Height: 40 in (102 cm)
*John Patrick was a maker of great repute working between 1686-1722. In his, ‘Barometer Makers and Retailers 1660-1900’, Edwin Banfield describes Patrick as “By far the most prolific and interesting of the early domestic barometer makers. Patrick was apprenticed to a joiner, William Thompson, in 1686 for seven years and appears to have specialised in making barometers from the time he completed his apprenticeship in 1693.” See page 164.

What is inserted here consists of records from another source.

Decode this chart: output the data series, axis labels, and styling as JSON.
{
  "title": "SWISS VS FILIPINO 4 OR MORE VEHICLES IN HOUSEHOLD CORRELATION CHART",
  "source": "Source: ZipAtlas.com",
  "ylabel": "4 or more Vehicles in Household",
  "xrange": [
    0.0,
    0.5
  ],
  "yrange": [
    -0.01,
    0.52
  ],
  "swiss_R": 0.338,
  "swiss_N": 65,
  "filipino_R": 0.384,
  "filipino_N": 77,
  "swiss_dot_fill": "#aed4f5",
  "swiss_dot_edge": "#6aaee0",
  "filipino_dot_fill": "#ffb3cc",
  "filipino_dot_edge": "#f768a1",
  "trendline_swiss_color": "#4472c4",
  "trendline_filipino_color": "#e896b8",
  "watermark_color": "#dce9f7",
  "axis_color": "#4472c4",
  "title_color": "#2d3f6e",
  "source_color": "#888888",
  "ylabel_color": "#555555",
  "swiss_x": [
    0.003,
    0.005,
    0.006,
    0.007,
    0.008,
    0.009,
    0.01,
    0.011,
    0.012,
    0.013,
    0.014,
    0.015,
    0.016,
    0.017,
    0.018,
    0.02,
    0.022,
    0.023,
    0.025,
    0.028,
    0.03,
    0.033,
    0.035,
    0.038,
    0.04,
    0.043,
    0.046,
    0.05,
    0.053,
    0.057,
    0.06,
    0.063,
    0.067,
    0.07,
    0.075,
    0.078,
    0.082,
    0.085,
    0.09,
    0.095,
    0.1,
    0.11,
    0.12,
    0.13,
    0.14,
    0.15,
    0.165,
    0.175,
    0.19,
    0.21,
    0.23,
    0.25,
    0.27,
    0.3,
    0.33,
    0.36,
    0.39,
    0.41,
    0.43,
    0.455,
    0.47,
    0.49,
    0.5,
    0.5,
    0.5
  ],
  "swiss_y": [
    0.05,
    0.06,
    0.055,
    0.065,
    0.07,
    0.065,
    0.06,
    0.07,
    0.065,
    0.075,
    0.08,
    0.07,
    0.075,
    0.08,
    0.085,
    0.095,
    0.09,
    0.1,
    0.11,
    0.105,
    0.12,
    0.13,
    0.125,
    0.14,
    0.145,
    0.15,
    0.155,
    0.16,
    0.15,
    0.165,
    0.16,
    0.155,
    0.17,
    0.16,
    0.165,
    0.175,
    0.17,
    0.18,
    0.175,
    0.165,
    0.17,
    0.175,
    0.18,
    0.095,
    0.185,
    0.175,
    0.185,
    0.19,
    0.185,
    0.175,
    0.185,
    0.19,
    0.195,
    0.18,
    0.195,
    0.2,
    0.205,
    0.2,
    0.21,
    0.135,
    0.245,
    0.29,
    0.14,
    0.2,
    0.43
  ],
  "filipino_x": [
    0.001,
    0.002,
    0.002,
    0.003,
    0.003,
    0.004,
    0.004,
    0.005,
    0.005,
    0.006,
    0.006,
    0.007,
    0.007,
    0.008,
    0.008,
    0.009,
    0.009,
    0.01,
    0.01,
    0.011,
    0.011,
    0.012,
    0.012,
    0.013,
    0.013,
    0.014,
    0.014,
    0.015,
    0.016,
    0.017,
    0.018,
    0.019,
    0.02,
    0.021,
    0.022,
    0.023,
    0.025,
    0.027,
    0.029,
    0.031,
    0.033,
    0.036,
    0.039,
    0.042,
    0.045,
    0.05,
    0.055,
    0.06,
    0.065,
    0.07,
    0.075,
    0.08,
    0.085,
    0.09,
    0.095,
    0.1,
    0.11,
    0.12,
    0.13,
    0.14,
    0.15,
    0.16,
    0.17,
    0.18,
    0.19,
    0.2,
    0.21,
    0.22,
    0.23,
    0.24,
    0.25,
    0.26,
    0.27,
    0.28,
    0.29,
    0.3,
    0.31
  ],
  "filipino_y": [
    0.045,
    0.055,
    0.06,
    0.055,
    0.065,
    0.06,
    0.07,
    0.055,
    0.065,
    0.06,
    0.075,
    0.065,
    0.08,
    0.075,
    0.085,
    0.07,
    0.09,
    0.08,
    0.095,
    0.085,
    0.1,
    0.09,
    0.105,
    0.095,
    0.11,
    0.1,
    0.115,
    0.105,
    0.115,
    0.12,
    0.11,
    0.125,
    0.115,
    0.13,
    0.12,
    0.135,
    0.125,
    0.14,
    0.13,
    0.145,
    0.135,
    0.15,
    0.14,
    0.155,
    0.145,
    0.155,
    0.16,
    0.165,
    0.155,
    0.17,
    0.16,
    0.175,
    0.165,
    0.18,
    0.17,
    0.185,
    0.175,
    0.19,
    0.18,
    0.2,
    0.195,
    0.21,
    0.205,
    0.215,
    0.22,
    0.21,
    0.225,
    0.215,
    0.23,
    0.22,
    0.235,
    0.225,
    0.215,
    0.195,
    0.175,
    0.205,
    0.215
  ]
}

Patrick published a number of articles on the Rules and Observations of barometers and in his Lexicon Techicum John Harris wrote “I think myself obliged in justice to tell the world that I have never seen better Weather Glasses of all kinds mae anywhere than by Mr Patrick; who doth really deserve all possible encouragement for the many experiments he hath made in order to improve the barometer, and which he is always willing to shew to all ingenious and curious persons” see page 164, Banfield. Patrick was in business from 1686 until circa 1722, firstly in Jewin Street, near Cripplegate Church, but by 1704 in Ship Court, Old Baily, London. Interestingly, Banfield suggests that Patrick sold barometers to other instrument-makers and retailers. For example, “records show that some were sold to John Marshall, John Yarwell, George Graham and Daniel Quare”. See Page 165. He became a member of the Clockmakers Company in 1712.